Implementation and performance analysis of variable latency adders

Asynchronous circuit design is enjoying resurgence in the digital world, with many recent technical and practical advancements and improvements. The advantages of asynchronous systems over synchronous systems are promising. The opportunity to implement high performance data-paths is very attractive by exploiting the fact that most data-path modules have data dependent delays. In other words they compute the result faster than worst case under many input combinations. Therefore making the common case fast, asynchronous data-paths have the potential to outperform synchronous designs on average inputs. This paper is devoted to the implementation and analysis of the performance advantages that can be achieved by dynamically selecting the matched delay in a bundled-data setting.
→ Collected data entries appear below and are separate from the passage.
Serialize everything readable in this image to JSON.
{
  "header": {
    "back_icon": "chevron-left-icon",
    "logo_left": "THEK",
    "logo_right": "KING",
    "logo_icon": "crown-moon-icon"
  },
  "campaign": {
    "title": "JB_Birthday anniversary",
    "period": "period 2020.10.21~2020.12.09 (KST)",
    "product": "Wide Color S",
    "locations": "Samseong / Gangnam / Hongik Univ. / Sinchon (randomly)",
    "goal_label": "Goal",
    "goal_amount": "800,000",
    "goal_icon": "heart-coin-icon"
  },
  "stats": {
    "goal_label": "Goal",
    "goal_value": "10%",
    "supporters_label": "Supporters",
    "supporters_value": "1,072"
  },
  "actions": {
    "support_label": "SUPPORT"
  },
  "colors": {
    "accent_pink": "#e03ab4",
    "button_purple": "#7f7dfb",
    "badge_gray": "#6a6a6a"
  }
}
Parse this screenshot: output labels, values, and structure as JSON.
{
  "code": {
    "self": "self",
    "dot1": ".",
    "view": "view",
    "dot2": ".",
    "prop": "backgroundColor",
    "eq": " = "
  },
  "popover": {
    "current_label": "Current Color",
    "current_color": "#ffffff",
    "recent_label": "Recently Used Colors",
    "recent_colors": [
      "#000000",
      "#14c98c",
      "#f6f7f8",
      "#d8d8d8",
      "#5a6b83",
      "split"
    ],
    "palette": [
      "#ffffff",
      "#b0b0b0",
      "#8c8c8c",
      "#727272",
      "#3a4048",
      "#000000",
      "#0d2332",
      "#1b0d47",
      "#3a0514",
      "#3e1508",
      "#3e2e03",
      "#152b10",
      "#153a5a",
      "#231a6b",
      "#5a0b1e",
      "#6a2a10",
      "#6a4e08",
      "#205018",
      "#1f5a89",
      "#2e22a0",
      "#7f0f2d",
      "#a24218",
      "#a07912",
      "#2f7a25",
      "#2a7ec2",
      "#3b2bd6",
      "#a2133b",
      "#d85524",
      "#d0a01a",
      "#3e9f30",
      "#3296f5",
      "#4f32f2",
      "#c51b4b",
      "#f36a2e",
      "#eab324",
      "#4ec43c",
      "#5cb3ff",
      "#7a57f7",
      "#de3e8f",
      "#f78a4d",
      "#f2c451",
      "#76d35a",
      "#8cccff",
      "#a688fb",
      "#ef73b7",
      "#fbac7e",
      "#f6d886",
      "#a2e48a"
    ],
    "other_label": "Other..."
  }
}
It presents the implementation and analysis of a method for the design of high performance asynchronous adders called “speculative completion” on six different 32 bit adders. The analysis on random data indicates that speculative completion yields significant performance improvements. It is also noticed that the performance improves further in case of small number additions. On average, the 32-bit Brent Kung speculative adder is 19.4% faster than a 32-bit Brent Kung without speculative completion if both inputs are 32 bits and 24.8% faster if both inputs have only 16 non zero bits. Similarly Kogge Stone and Sparse Tree adders are 24.2% faster; Ladner Fischer, Han Carlson and Sklansky are 16 %, 22.75% and 18.5 % faster respectively.